You can get TweetStation from iTunes.
By default, the chicken noises are off. To turn on this features, go to "Settings" and in the "Poultry" section set "Chicken Noises" to the "ON" position.
Since this is going to become a FAQ, I wanted to address this here.
I have two sets of keys that I got from Twitter to access the service using OAuth. One set of keys is the regular set of keys that anyone can get, and I attached the name "TrollStation Pro" to that one. This set of keys is what I placed on the public code on GitHub, so anyone can try and anyone can use. I reserve the right to change that name on a day-by-day basis depending on what I consider to be funny that particular day.
The second set of keys are labeled as "TweetStation" and that one is used for the actual application on the AppStore.
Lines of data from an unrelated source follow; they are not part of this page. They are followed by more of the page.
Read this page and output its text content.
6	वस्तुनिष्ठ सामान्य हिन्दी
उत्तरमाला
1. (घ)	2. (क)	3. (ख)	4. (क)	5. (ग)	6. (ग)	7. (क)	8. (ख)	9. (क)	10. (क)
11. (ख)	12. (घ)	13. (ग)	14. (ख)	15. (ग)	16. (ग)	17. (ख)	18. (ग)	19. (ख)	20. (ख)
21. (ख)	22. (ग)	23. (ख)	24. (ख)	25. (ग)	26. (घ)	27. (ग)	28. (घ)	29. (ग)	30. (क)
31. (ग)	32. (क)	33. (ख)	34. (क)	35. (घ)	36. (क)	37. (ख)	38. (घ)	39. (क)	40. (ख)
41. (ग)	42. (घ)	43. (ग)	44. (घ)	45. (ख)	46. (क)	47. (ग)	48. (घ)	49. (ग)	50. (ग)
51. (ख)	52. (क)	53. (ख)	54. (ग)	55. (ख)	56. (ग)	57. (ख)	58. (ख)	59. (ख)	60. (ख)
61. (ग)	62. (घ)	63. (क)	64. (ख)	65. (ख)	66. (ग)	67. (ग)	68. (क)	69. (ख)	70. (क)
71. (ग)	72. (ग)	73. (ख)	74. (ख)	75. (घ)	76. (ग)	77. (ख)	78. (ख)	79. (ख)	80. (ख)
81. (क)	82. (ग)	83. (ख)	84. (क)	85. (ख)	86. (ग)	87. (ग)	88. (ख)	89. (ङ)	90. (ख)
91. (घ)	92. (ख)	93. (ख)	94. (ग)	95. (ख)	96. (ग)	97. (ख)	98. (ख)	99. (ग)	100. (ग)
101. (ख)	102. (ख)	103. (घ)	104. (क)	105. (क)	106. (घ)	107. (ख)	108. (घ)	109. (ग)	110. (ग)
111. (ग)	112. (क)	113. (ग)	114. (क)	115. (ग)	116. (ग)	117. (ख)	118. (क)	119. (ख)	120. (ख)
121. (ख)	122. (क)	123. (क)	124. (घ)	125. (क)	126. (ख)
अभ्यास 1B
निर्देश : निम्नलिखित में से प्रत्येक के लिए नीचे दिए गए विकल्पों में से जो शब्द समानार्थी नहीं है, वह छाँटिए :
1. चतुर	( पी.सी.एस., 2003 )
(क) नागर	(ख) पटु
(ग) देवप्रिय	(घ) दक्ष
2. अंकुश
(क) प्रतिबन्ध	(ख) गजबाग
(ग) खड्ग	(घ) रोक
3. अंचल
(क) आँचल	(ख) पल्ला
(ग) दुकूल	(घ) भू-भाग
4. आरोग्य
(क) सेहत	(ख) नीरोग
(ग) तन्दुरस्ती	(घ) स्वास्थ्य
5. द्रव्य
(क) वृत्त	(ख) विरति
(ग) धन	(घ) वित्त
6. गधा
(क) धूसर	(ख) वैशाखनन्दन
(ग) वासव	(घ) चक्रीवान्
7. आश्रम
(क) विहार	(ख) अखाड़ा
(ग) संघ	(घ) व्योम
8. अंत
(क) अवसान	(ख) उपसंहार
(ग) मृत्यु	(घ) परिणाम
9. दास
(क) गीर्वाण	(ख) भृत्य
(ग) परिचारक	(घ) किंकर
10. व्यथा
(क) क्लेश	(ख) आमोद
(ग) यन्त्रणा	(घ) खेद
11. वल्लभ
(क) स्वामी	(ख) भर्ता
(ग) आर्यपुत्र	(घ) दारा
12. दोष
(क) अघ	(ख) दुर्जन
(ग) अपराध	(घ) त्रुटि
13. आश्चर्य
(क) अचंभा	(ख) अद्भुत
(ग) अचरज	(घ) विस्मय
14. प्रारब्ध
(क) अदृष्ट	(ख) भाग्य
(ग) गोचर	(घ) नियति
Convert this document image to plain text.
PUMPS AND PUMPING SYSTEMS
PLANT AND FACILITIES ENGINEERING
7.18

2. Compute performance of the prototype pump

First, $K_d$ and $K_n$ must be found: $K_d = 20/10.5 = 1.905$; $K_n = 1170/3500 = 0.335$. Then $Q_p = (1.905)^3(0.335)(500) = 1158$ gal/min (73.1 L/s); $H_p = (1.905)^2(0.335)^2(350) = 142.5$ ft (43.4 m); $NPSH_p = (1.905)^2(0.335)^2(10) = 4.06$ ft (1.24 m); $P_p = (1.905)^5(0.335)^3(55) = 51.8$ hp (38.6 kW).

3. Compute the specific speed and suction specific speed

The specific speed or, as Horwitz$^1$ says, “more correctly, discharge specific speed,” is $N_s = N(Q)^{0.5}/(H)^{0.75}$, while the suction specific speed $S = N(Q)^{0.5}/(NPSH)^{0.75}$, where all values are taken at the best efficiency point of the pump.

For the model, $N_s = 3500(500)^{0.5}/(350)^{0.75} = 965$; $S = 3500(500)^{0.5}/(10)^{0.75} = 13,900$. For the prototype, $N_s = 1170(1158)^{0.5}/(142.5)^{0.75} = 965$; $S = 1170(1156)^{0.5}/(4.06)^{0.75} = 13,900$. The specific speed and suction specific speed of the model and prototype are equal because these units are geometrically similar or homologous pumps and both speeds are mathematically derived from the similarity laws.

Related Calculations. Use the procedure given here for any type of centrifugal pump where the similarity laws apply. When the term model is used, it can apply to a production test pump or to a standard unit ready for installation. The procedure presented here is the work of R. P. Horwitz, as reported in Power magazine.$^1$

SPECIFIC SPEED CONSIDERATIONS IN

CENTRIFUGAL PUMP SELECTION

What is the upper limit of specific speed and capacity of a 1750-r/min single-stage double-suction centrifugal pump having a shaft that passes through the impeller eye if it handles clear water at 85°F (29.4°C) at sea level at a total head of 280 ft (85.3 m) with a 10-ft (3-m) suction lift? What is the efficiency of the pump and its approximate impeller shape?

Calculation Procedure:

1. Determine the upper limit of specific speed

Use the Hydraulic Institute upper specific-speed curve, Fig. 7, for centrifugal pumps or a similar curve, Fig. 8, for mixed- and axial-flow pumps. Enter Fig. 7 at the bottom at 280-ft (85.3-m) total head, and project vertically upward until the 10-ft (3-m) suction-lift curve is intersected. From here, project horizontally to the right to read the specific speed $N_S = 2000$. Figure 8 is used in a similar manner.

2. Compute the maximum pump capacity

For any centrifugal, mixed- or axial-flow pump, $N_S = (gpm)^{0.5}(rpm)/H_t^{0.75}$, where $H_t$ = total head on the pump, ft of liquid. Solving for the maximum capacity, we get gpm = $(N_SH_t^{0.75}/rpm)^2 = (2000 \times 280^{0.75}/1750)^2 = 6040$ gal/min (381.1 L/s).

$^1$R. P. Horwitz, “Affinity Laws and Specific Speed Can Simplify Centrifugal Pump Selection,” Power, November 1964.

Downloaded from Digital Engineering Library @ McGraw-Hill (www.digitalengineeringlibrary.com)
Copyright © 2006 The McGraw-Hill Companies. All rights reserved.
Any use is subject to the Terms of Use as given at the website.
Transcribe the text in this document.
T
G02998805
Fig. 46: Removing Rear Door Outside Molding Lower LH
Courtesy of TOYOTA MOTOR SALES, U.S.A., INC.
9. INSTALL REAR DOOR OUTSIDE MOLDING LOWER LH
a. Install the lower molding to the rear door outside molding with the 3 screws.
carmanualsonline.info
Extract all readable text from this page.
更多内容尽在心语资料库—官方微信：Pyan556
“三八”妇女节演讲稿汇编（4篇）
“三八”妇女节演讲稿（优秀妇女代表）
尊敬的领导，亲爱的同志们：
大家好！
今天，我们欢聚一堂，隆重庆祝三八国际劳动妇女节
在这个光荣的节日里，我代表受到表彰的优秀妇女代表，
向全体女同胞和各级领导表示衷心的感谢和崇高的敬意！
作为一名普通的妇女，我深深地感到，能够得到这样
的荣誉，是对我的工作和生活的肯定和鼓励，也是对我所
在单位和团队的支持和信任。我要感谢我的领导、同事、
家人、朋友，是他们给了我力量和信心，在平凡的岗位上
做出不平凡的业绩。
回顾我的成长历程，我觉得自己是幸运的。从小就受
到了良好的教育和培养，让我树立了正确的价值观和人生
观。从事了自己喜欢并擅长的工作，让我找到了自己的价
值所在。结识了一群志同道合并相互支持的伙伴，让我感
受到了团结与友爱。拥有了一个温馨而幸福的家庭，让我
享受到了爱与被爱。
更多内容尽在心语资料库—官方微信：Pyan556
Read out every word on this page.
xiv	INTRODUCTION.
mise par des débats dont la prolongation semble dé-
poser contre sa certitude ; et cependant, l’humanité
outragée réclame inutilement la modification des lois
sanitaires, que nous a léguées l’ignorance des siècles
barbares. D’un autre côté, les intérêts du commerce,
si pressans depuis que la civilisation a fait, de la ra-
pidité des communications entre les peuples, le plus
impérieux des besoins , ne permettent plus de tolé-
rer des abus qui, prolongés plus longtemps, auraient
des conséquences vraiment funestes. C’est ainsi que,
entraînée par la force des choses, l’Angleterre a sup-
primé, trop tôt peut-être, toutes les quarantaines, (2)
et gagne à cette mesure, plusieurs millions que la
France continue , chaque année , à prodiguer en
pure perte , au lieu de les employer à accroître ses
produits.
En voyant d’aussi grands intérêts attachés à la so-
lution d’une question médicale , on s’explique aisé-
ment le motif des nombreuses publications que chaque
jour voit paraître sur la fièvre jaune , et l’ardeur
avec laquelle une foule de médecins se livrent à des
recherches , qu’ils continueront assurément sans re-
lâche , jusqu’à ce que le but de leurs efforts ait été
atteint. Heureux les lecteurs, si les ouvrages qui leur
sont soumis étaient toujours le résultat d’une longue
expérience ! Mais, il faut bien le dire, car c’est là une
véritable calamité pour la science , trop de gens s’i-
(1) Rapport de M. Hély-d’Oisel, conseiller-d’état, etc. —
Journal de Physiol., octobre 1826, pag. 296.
These keys are special because Twitter was kind enough to give me access to their service using "xAuth" which improves the login experience (no web browser is involved).
TweetStation was submitted to Apple before I could get my hands on an iPhone4, so it is missing the high-resolution artwork. I just submitted a build that contains high-resolution icons for the iPhone4.
Login bug: There is a login bug if your password contains any special characters. I have submitted a bug fix to Apple (including the Retina display update). For now you can work around this issue by changing your password to use letters and numbers.